From an 1855 sermon, Spurgeon is recorded as saying, 
...the whole Bible tells us, from beginning to end, that salvation is not by the works of the law, but by the deeds of grace. Martin Luther declared that he constantly preached justification by faith alone, "because," said he, "the people would forget it; so that I was obliged almost to knock my Bible against their heads, to send it into their hearts." So it is true; we constantly forget that salvation is by grace alone.

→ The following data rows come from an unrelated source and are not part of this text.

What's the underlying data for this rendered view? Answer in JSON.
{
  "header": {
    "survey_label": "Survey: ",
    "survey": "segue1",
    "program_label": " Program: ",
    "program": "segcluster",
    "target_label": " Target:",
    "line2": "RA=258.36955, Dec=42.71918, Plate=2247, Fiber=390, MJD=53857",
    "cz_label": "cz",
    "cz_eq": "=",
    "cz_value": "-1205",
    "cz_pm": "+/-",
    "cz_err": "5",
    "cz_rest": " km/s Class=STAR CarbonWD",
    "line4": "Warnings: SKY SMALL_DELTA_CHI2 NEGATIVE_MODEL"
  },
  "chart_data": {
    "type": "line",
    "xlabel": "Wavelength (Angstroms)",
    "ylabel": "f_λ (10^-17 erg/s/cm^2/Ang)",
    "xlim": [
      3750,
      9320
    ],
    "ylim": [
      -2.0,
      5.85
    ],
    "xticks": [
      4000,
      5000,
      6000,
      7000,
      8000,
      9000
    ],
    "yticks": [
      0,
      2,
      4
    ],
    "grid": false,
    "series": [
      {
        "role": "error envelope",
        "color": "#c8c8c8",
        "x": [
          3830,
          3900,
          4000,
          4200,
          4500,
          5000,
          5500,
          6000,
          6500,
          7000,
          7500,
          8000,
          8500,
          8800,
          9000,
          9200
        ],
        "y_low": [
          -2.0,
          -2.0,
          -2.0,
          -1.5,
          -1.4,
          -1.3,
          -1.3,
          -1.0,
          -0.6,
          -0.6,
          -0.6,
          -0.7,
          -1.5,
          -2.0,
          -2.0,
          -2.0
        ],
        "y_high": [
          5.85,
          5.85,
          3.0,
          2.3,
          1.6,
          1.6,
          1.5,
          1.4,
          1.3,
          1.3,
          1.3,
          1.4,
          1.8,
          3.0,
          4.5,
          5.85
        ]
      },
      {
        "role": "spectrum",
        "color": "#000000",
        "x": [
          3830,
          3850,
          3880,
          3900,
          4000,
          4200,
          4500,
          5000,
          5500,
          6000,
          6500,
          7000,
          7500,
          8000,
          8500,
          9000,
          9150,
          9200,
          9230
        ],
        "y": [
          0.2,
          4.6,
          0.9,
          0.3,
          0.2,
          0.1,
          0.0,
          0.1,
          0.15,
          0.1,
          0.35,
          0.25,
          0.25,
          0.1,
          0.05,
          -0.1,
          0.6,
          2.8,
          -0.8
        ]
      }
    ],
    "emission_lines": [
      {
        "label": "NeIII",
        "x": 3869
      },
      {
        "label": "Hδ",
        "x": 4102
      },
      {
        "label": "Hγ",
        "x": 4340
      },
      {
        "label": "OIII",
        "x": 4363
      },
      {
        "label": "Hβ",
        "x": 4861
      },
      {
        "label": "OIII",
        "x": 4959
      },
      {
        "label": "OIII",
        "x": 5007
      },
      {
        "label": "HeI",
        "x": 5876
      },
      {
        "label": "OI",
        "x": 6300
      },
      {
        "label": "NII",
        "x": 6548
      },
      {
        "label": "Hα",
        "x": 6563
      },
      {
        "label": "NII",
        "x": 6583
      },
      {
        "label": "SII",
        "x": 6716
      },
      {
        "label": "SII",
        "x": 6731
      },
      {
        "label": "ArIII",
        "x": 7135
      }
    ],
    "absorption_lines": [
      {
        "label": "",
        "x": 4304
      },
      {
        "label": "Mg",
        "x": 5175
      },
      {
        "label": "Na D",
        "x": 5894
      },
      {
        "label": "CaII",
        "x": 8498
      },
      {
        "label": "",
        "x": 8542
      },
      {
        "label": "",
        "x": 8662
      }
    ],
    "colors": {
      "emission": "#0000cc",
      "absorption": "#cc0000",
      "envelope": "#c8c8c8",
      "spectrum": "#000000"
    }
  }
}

The question then becomes: what source did Spurgeon use? Spurgeon's primary language was English. During his time period, there was only a limited pool of Luther's writings available in English. During Spurgeon's lifetime, one of the most popular of Luther's writings available in English was his commentary on Galatians. This blogger rightly identifies a comment from Luther's commentary that seems very likely what Spurgeon had in mind. Luther states,   
Bur here will some men say, the law is divine and holy. Let the law have his glory, but yet no law, be it never so divine and holy, ought to teach me that I am justified, and shall live through it. I grant it may teach me that I ought to love God and my neighbour; also to live in chastity, soberness, patience, etc., but it ought not to show me, how I should be delivered from sin, the devil, death, and hell. Here I must take counsel of the gospel. I must hearken to the gospel, which teacheth me, not what I ought to do, (for that is the proper office of the law,) but what Jesus Christ the Son of God hath done for me : to wit, that He suffered and died to deliver me from sin and death. The gospel willeth me to receive this, and to believe it. And this is the truth of the gospel. It is also the principal article of all Christian doctrine, wherein the knowledge of all godliness consisteth. Most necessary it is, therefore, that we should know this article well, teach it unto others, and beat it into their heads continually. for as it is very tender, so it is soon hurt. This Paul had well tried, and of this have all the godly also good experience. 

Conclusion
The quote in its current popular form does not appear to be an exact quote from Martin Luther, but rather a quote that was originally from his Galatians commentary, used extemporaneously by Spurgeon, and then picked up by a few people in the early 2000's. The only exact way to connect these dots is to specifically ask Derek Webb or the authors of Devotions for Dating Couples about it. Till then, here is Luther from one of his sermons:
The devil is ever on the alert to insinuate all kinds of wickedness into our hearts, and would fain make them as cold as ice. Where God’s Word is not repeatedly proclaimed in sermons, in hymns, in private conversation, so that we may not forget it or become callous towards it, there it is impossible for our hearts, which are burdened with many an earthly pain and sorrow, with wicked purposes and the devil's malicious instigations, not to fail and to fall from Christ. Thus it is an urgent necessity that the preaching of the Gospel continue among us, that we may hear and retain it, otherwise we would soon forget our Lord.